Aunque Mabel escribía desde pequeña, fue en la revista de mujeres de Amelia Lewis donde vio sus primeros escritos publicados, tratando temas como el papel de la mujer, la educación y las artes. Publicó su primera novela en 1875 utilizando el nombre de Mabel Collins y desde entonces ya no paró, eclipsando a su esposo, el Dr. Kenningale Robert Cook, escritor y poeta.
En aquellos tiempos dedicaban parte de su ocio a asistir a sesiones espiritistas, y los temas ocultos le acercaron a la Sociedad Teosófica, en boga en aquellos tiempos, de modo que se afilió a la Logia de Londres, presidida por Alfred Sinnett, en 1884.
Conoció fugazmente a Helena Petrovna Blavatsky, fundadora de la S.T. en un viaje a Londres que realizó ese mismo año, pero su relación aumentó en 1887, cuando Helena se asentó en la city, precisamente en una casa que Mabel le cedió para que viviera y desarrollara sus actividades teosóficas (Maycot, en Upper Norwood). Con ella fue co-fundadora y articulista de la revista Lucifer (de septiembre de 1887 a octubre de 1888). Ya había oído hablar de Blavatsky en 1881, cuando leyó Isis sin Velo, pero en ese momento colaboró en la corrección de La Doctrina Secreta con otros discípulos.

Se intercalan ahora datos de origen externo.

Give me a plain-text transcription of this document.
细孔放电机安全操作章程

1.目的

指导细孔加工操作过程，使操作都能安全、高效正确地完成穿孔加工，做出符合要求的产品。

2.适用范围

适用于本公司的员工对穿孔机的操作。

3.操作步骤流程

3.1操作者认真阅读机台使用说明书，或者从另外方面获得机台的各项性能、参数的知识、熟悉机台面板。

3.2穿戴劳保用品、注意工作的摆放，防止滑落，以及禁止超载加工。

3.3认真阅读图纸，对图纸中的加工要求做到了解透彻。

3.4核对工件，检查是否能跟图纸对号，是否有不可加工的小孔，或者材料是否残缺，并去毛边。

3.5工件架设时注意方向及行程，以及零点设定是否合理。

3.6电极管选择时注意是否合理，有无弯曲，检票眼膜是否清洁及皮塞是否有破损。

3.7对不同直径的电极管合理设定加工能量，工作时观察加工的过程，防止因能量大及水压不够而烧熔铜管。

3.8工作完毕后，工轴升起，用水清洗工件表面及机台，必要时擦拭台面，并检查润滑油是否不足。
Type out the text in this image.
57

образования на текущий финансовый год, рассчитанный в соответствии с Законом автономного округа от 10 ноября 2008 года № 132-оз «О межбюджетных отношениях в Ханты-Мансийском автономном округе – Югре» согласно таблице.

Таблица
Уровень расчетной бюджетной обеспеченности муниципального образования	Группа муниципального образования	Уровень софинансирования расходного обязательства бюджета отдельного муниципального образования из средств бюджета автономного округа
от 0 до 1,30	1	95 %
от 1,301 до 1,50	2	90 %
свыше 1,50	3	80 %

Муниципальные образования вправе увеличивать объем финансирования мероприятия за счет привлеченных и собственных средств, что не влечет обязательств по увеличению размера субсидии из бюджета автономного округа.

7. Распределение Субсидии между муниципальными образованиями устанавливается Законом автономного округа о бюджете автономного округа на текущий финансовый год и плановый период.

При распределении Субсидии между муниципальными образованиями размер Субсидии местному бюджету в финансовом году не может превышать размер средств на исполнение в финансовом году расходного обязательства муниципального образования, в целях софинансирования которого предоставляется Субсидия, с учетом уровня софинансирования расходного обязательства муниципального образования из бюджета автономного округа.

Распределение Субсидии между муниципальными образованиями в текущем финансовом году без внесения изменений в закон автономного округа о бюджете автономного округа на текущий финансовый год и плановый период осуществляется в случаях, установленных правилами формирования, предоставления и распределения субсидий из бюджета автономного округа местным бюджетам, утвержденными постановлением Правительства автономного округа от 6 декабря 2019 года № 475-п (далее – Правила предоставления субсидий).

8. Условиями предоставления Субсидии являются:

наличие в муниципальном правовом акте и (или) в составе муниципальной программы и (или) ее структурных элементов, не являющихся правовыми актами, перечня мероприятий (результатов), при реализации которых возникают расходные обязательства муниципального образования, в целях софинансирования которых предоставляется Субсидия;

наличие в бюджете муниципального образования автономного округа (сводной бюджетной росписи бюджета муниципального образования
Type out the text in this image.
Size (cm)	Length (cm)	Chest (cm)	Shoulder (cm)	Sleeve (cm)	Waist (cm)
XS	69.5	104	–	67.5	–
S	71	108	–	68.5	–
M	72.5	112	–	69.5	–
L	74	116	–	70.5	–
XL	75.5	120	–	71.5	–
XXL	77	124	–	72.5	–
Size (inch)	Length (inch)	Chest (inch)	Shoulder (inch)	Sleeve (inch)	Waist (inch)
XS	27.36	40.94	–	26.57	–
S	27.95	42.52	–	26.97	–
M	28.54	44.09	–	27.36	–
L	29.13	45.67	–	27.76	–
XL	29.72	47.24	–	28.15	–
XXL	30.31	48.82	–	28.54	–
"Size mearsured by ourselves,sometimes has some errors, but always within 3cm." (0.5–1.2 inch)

Más tarde (1888) se creó la Sección Esotérica de la Sociedad Teosófica, presidida por H.P.B., y en ella entró Mabel en calidad de probación (como poco después hizo William Yeats), pero a los cuatro días H.P.B. la expulsó por «traición y deslealtad». Al parecer, su búsqueda de experiencias ocultas la llevó al borde de la Magia Negra y el Tantrismo.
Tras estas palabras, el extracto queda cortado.